The Daniels Building at the University of Toronto embodies a holistic approach to urban design and sustainability. As the new home for the John H. Daniels Faculty of architecture, landscape, and design, its purpose is to engage students and the broader community in dialogue about the built environment.

At the center of one of Toronto’s few circular parcels, the project anchors the southwest corner of the University and opens the circle to the public after years of inaccessibility. It restores the historic and forgotten building to its original grandeur while also integrating a new addition. The north-south axis characterizes symbolic relationships to the City, while the east-west axis is activated by pedestrian traffic. On the western edge, a discreet arcade addresses the residential scale of the adjacent neighborhood. Meanwhile, a public plaza to the east creates a prominent relationship with the campus. The renewed site invites activity, with circulation for pedestrians and cyclists. Extensive sustainable features including a noteworthy approach to site stormwater management while simultaneously bringing a heritage building back to life.

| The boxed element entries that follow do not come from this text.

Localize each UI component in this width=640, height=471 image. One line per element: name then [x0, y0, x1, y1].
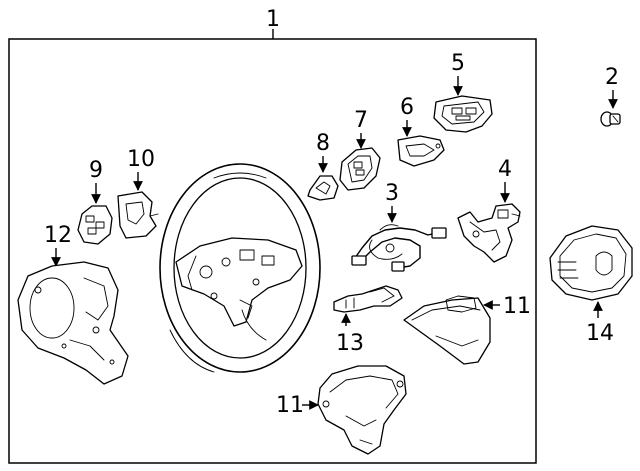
left-switch-part	[339, 147, 381, 191]
callout-2-label: 2	[605, 65, 619, 90]
wiring-harness-part	[351, 224, 447, 272]
callout-12-label: 12	[44, 223, 72, 248]
callout-1-label: 1	[266, 7, 280, 32]
switch-bracket-part	[457, 203, 521, 263]
callout-10-label: 10	[127, 147, 155, 172]
switch-module-part	[77, 205, 113, 245]
callout-13-label: 13	[336, 331, 364, 356]
lower-cover-part	[403, 295, 491, 365]
callout-5-label: 5	[451, 51, 465, 76]
connector-clip-part	[333, 285, 403, 313]
callout-6-label: 6	[400, 95, 414, 120]
callout-8-label: 8	[316, 131, 330, 156]
switch-bracket-left-part	[117, 191, 159, 239]
switch-cover-part	[397, 135, 445, 167]
callout-14-label: 14	[586, 321, 614, 346]
airbag-module-part	[549, 225, 633, 301]
callout-7-label: 7	[354, 108, 368, 133]
small-switch-part	[307, 175, 339, 201]
callout-3-label: 3	[385, 181, 399, 206]
callout-11-lower-label: 11	[276, 393, 304, 418]
callout-11-upper-label: 11	[503, 294, 531, 319]
screw-part	[600, 111, 621, 127]
callout-4-label: 4	[498, 157, 512, 182]
rear-cover-part	[317, 365, 407, 455]
steering-wheel-part	[159, 163, 321, 373]
callout-9-label: 9	[89, 158, 103, 183]
back-trim-cover-part	[17, 261, 129, 385]
right-switch-part	[433, 95, 493, 133]
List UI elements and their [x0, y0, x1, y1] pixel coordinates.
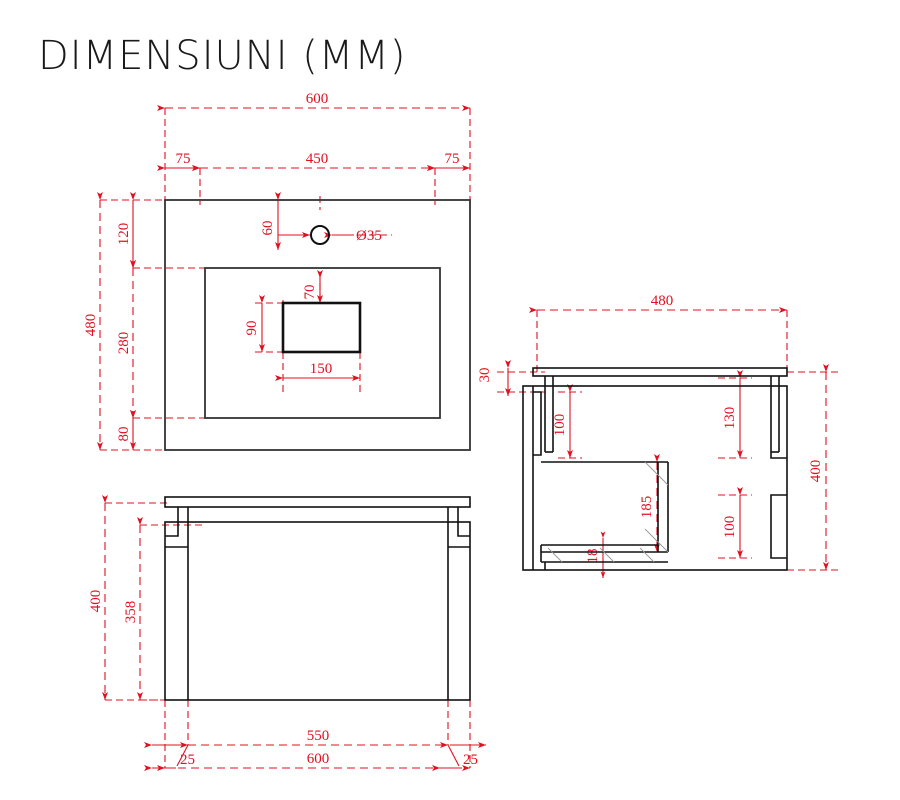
plan-dim-chain-horizontal: 75 450 75: [157, 151, 470, 171]
front-dim-600: 600: [157, 751, 470, 771]
dim-label-plan-left-margin: 75: [176, 151, 191, 167]
dim-label-plan-depth: 480: [83, 314, 99, 337]
dim-label-drain-width: 150: [310, 361, 333, 377]
dim-label-cabinet-width: 550: [307, 728, 330, 744]
plan-dim-tap-diameter: Ø35: [278, 228, 382, 244]
dim-label-lower-drawer-right: 100: [722, 516, 738, 539]
dim-label-left-overhang: 25: [180, 752, 195, 768]
plan-extension-lines: [100, 108, 471, 451]
plan-tap-hole-circle: [310, 225, 330, 245]
side-hatch-lines: [547, 461, 669, 563]
plan-dim-150: 150: [275, 361, 360, 381]
plan-dim-480: 480: [83, 192, 103, 450]
dim-label-front-height: 400: [88, 590, 104, 613]
page-title: DIMENSIUNI (MM): [38, 33, 407, 79]
dim-label-cabinet-height: 358: [123, 601, 139, 624]
dim-label-plan-basin-depth: 280: [116, 332, 132, 355]
side-section-outline: [522, 367, 788, 571]
plan-dim-70: 70: [302, 270, 323, 303]
front-dim-358: 358: [123, 517, 143, 700]
side-dim-185: 185: [639, 454, 660, 552]
dim-label-right-overhang: 25: [463, 752, 478, 768]
plan-drain-rect: [281, 301, 362, 354]
dim-label-plan-front-margin: 120: [116, 223, 132, 246]
front-dim-400: 400: [88, 495, 108, 700]
plan-dim-90: 90: [244, 295, 265, 352]
plan-dim-chain-vertical: 120 280 80: [116, 192, 136, 450]
dim-label-front-width: 600: [307, 751, 330, 767]
side-dim-400: 400: [808, 364, 829, 570]
dim-label-drain-offset: 70: [302, 285, 318, 300]
dim-label-lower-drawer-height: 185: [639, 496, 655, 519]
dim-label-plan-width: 600: [306, 91, 329, 107]
side-dim-480: 480: [529, 293, 787, 313]
front-elevation-outline: [164, 496, 471, 701]
dim-label-upper-drawer-left: 100: [552, 414, 568, 437]
side-dim-100-upper: 100: [552, 384, 573, 458]
dim-label-drain-height: 90: [244, 321, 260, 336]
dim-label-upper-drawer-right: 130: [722, 407, 738, 430]
plan-dim-600: 600: [157, 91, 470, 111]
plan-outline: [164, 199, 471, 451]
side-dim-100-lower: 100: [722, 487, 743, 558]
dim-label-side-height: 400: [808, 460, 824, 483]
front-dim-550: 550: [180, 728, 448, 748]
dim-label-plan-right-margin: 75: [445, 151, 460, 167]
side-dim-18: 18: [585, 531, 606, 578]
side-dim-130: 130: [722, 370, 743, 458]
front-extension-lines: [105, 502, 471, 768]
dim-label-tap-diameter: Ø35: [356, 228, 382, 244]
dim-label-top-thickness: 30: [477, 368, 493, 383]
front-dim-25-right: 25: [432, 742, 486, 771]
dim-label-plan-back-margin: 80: [116, 427, 132, 442]
dim-label-tap-offset: 60: [260, 221, 276, 236]
side-dim-30: 30: [477, 360, 511, 396]
dim-label-side-depth: 480: [651, 293, 674, 309]
dim-label-plan-basin-width: 450: [306, 151, 329, 167]
plan-dim-60: 60: [260, 192, 281, 250]
front-dim-25-left: 25: [144, 742, 195, 771]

The design of this building presented a case where problems of pedagogy come face to face with a physical environment that is inhabited and tested daily by an audience of experts, critics, teachers, practitioners, and students, the very protagonists of the medium. It is perhaps one of the few occasions where the audience is engaging with the building and its authors at a higher level, making it an added challenge –and responsibility– to speak to architectural questions with a greater degree of nuance, as such the building was designed to become a pedagogical tool, integrated into the curriculum with both sustainable/design elements and school programs on display both to students and the public.